When VectorAxis is the better choice
- Many people and services share one LLM budget. Virtual keys with per-key spend limits, provider allowlists and an audit log are built for exactly this; a single account-level balance is not.
- You need to enforce safety and compliance policy. 31 guardrail validators — PII detection, prompt injection and jailbreak detection, secret-leak scanning, toxicity, topic restriction, schema validation — run on input and output. OpenRouter does not offer a guardrail suite.
- You manage prompts as a team. Versioned templates, labels, test cases and a playground live in the product. OpenRouter has no prompt-management layer.
- You want more than chat through one gateway. Audio, images, files, batches and the Responses API run through the same endpoint and key, plus semantic caching to cut repeat-query cost.
Common questions
Is VectorAxis just an OpenRouter with fewer models?
No — they are aimed at different jobs. OpenRouter optimises for model breadth and frictionless pay-as-you-go inference. VectorAxis optimises for governance: virtual keys with spend limits and allowlists, guardrails, prompt management and caching. If you only want to call a lot of models cheaply, OpenRouter is the leaner tool. If a team needs to control and audit how a shared LLM budget is used, that is what VectorAxis adds.
How do the fees compare?
Both charge roughly 5% on credit purchases (OpenRouter is 5.5% by card / 5% by crypto; VectorAxis platform keys are a flat 5% service fee over provider rates), and both pass provider inference pricing through. The difference is coverage and model: OpenRouter credits work across their full catalogue with no subscription; VectorAxis platform credits cover four providers, you bring your own key for the rest, and the platform features sit behind a plan.

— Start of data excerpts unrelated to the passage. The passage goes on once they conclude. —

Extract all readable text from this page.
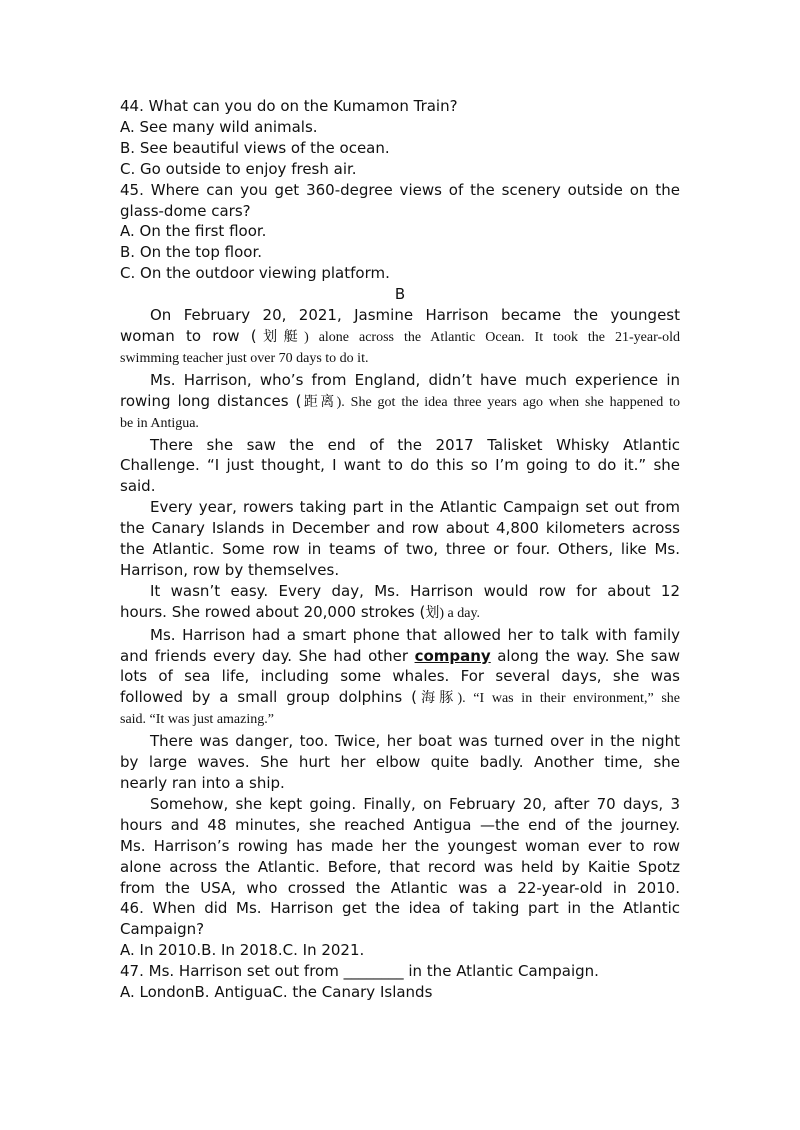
44. What can you do on the Kumamon Train?
A. See many wild animals.
B. See beautiful views of the ocean.
C. Go outside to enjoy fresh air.
45. Where can you get 360-degree views of the scenery outside on the
glass-dome cars?
A. On the first floor.
B. On the top floor.
C. On the outdoor viewing platform.
B
On February 20, 2021, Jasmine Harrison became the youngest
woman to row (划艇) alone across the Atlantic Ocean. It took the 21-year-old
swimming teacher just over 70 days to do it.
Ms. Harrison, who’s from England, didn’t have much experience in
rowing long distances (距离). She got the idea three years ago when she happened to
be in Antigua.
There she saw the end of the 2017 Talisket Whisky Atlantic
Challenge. “I just thought, I want to do this so I’m going to do it.” she
said.
Every year, rowers taking part in the Atlantic Campaign set out from
the Canary Islands in December and row about 4,800 kilometers across
the Atlantic. Some row in teams of two, three or four. Others, like Ms.
Harrison, row by themselves.
It wasn’t easy. Every day, Ms. Harrison would row for about 12
hours. She rowed about 20,000 strokes (划) a day.
Ms. Harrison had a smart phone that allowed her to talk with family
and friends every day. She had other company along the way. She saw
lots of sea life, including some whales. For several days, she was
followed by a small group dolphins (海豚). “I was in their environment,” she
said. “It was just amazing.”
There was danger, too. Twice, her boat was turned over in the night
by large waves. She hurt her elbow quite badly. Another time, she
nearly ran into a ship.
Somehow, she kept going. Finally, on February 20, after 70 days, 3
hours and 48 minutes, she reached Antigua —the end of the journey.
Ms. Harrison’s rowing has made her the youngest woman ever to row
alone across the Atlantic. Before, that record was held by Kaitie Spotz
from the USA, who crossed the Atlantic was a 22-year-old in 2010.
46. When did Ms. Harrison get the idea of taking part in the Atlantic
Campaign?
A. In 2010.B. In 2018.C. In 2021.
47. Ms. Harrison set out from ________ in the Atlantic Campaign.
A. LondonB. AntiguaC. the Canary Islands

Can I use my own provider keys with VectorAxis, like OpenRouter’s BYOK?
Yes. BYOK virtual keys let you use your own OpenAI, Anthropic and other provider credentials; they are encrypted at rest with AES-256-GCM and carry per-key provider allowlists and spend limits. With BYOK you pay your provider directly and VectorAxis adds no per-token fee — you pay only for your plan.
Does OpenRouter have guardrails or prompt management?
Not as built-in features. OpenRouter focuses on unified inference, routing and fallbacks across a large model catalogue. Guardrail validators and versioned prompt management are part of VectorAxis, not OpenRouter — if you need them you would otherwise assemble them separately on top of OpenRouter.